Former employer's largest customer had issues with their other vendors all outsourcing support to India, causing constant issues, and a steady stream of complaints internally.
Eventually, that employer lost that customer, with the customer complaining that they were too expensive; a new support-contract was signed, which promised to set up a support-center in India to lower the cost.

Moral of the story: Large companies cannot learn, cannot judge quality and only care about cost.

Note: I'm sure there are lots of people who are perfectly capable in India and other low-cost countries (I know there are - I've worked with some!), but when you outsource to save 75% on labor, you're not getting the most skilled people.

Comment Re:Which company is next in line? (Score 1) 353

Privacy Intrusion?

I do not know the Terms of Service (ToS) in question here (I don't use MS OneDrive or live.com email), but if the user has agreed to let MS scan emails using automated tools, and later review flagged results using actual humans, then there is no intrusion!

Yes, the person (...) who got flagged and arrested probably didn't read the ToS, or perhaps didn't understand the implications of it, but that doesn't make MS' actions questionable, or cause them to become "intrusions" - if you've surrendered that part of your privacy to a company (willfully, even if unknowingly), you cannot come back later and say it was intruded upon.

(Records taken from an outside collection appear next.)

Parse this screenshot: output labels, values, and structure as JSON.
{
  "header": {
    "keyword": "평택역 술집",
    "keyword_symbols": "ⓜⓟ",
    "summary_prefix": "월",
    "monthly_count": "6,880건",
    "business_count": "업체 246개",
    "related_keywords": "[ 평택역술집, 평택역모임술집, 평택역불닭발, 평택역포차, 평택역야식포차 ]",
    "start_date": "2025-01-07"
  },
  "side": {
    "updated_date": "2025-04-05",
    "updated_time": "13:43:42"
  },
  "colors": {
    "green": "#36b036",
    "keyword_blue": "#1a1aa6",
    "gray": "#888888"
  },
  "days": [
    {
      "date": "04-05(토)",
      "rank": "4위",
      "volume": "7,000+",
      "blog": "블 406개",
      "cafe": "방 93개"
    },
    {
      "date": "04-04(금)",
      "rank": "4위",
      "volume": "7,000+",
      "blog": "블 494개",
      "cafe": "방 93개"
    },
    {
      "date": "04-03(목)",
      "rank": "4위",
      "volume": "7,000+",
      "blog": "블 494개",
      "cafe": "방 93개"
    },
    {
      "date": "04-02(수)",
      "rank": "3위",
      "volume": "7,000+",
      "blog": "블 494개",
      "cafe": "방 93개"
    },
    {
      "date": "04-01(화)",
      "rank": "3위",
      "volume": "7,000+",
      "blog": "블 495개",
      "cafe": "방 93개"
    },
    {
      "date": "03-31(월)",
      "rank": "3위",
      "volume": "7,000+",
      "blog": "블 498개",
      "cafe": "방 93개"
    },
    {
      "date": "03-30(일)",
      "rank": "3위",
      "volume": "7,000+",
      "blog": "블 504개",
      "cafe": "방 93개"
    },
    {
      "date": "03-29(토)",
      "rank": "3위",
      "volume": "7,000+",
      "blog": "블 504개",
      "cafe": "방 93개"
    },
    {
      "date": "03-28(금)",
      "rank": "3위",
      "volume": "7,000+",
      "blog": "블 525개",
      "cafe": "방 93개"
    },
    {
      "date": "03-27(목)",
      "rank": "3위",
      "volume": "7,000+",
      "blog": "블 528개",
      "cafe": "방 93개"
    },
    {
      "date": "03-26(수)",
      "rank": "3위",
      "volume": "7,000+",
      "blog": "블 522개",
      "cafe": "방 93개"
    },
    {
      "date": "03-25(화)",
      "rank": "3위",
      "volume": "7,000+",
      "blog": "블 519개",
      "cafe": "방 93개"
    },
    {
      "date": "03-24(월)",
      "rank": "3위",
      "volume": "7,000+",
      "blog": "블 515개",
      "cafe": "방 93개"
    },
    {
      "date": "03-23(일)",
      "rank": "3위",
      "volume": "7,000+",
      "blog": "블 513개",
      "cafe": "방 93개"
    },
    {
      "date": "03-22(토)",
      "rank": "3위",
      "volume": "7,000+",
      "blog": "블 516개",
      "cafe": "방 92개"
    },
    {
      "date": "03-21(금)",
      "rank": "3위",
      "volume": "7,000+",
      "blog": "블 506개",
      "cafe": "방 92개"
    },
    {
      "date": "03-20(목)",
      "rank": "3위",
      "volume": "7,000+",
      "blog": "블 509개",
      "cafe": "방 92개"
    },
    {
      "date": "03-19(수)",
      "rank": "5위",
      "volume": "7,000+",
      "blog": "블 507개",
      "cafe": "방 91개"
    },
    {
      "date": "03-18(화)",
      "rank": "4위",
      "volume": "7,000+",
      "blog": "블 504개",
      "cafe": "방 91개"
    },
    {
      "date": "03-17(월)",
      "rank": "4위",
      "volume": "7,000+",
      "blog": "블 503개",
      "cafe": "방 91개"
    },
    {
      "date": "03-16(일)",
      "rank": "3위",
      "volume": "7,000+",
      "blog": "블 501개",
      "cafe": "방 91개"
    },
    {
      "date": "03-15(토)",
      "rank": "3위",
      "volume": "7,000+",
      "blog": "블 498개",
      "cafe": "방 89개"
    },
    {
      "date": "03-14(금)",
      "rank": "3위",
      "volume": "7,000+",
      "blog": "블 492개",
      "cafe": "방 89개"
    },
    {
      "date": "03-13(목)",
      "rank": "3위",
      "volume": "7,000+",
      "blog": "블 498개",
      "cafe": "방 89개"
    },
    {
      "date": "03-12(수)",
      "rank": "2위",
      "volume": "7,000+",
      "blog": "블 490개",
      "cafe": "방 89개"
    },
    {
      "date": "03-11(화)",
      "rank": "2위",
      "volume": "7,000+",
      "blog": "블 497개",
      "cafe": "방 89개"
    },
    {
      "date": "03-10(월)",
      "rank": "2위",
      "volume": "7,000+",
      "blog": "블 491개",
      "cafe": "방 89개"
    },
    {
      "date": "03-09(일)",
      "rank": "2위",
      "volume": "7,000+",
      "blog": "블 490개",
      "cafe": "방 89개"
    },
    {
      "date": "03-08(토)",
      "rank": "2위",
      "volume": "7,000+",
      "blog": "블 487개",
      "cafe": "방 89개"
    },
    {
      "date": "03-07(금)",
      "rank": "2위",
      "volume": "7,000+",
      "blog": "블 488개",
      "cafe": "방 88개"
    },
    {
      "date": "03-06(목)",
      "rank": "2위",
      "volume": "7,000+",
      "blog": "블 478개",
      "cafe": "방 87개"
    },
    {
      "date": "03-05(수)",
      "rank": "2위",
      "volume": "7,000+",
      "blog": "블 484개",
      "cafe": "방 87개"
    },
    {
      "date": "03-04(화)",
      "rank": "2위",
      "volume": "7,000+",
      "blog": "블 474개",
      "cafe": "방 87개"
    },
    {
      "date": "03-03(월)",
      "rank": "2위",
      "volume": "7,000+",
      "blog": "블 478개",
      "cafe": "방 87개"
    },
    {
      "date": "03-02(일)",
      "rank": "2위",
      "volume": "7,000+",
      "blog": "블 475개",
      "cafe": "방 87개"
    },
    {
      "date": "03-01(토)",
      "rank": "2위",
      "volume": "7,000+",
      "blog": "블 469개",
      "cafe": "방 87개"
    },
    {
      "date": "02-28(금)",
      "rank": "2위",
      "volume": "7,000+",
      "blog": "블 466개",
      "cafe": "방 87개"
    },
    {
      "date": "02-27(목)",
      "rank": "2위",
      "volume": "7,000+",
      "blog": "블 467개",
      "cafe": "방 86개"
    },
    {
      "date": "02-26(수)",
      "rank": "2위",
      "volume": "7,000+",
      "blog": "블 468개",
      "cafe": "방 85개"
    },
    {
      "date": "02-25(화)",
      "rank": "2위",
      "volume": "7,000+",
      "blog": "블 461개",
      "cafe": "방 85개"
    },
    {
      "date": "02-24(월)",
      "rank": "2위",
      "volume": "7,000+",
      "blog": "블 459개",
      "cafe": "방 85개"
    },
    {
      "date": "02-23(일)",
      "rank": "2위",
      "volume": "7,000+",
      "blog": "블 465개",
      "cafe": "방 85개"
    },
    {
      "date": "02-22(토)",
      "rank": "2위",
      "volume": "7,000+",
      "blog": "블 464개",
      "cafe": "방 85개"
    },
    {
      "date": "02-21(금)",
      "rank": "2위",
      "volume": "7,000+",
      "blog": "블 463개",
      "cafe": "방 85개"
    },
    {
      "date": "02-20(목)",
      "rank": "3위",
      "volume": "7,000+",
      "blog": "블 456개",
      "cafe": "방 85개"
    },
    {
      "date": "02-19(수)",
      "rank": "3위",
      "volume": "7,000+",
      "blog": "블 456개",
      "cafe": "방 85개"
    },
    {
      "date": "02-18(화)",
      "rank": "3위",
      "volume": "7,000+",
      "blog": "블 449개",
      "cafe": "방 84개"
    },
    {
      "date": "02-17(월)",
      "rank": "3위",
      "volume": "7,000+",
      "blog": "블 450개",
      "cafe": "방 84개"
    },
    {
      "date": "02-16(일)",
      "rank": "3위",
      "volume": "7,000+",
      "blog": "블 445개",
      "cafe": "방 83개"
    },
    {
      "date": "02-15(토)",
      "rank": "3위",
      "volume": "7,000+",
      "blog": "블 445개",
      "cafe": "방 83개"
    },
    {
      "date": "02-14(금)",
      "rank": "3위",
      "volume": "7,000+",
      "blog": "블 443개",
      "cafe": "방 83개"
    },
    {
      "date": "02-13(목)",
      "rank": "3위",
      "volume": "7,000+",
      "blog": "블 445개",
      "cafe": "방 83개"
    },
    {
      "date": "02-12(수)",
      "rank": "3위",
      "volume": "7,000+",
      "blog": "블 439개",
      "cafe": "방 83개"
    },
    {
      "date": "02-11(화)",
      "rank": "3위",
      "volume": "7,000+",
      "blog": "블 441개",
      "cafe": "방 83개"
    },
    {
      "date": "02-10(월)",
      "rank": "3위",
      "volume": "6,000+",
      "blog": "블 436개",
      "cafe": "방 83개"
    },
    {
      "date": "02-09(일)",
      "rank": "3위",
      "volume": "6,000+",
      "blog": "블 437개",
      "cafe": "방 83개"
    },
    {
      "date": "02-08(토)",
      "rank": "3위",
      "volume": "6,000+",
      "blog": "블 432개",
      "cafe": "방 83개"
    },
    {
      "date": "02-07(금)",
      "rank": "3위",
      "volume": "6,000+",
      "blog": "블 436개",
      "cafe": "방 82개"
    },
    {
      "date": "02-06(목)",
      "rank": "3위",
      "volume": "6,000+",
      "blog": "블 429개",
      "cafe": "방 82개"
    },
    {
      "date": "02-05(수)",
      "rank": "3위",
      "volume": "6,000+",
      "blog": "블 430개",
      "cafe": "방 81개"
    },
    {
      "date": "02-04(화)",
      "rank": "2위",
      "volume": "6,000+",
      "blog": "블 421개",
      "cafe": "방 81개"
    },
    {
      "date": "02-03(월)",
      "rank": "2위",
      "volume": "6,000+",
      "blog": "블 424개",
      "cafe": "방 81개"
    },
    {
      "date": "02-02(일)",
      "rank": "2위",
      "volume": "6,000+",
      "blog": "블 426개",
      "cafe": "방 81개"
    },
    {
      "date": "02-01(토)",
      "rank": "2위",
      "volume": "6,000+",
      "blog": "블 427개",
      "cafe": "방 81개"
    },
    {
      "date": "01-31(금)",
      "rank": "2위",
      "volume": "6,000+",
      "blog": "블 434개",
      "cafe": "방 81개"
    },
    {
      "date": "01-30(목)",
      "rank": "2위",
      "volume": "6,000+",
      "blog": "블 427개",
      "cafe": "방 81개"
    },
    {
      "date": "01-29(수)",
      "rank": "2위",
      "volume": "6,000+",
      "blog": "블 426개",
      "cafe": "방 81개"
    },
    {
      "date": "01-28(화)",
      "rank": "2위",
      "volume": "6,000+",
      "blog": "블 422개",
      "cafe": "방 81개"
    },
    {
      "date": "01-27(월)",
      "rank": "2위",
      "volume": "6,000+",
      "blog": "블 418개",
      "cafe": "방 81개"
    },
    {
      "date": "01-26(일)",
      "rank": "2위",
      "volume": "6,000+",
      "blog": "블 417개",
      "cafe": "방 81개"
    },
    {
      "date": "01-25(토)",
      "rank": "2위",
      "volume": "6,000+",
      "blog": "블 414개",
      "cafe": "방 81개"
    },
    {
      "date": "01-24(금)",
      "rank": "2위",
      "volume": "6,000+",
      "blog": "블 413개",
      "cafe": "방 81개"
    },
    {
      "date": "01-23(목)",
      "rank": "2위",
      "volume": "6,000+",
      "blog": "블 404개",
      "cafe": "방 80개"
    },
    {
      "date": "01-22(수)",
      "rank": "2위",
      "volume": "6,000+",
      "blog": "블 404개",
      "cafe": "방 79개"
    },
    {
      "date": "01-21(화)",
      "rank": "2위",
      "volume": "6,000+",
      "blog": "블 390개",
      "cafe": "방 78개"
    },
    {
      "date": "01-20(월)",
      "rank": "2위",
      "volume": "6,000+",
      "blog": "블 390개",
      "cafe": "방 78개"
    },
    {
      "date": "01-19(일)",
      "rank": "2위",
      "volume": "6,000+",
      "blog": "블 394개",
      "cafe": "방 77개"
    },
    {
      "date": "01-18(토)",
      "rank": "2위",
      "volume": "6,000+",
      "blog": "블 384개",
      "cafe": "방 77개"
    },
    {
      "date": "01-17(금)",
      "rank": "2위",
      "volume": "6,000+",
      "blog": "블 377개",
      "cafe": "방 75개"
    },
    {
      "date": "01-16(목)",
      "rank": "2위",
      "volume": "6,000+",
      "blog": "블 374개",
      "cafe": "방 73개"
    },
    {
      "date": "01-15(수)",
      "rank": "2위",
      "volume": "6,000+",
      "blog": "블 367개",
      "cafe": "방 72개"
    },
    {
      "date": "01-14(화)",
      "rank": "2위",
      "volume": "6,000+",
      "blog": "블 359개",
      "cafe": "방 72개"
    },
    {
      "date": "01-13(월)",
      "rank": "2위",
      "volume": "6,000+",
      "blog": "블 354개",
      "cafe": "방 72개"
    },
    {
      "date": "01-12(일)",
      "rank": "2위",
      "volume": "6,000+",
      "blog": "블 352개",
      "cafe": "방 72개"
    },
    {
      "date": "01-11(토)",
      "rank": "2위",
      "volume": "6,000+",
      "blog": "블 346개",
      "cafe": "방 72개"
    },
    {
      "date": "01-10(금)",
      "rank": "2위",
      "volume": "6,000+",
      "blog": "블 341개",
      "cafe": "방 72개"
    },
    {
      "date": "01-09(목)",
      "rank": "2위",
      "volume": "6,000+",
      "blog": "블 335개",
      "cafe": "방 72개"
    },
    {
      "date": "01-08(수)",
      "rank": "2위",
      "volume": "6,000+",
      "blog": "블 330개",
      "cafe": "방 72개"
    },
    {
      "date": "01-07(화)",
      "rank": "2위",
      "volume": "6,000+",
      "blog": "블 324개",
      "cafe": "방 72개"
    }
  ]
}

Comment Re:Interesting (Score 1) 150

Bitcoins must, as far as I can tell, have something that identifies them; at the very least, you need to be sure that only 1 person mined a given coin (solved a given mathematical challenge), to avoid endless, easily mined coins.

Am starting to think one should investigate the possibility of making a blacklist of coins known to be acquired via illegal methods.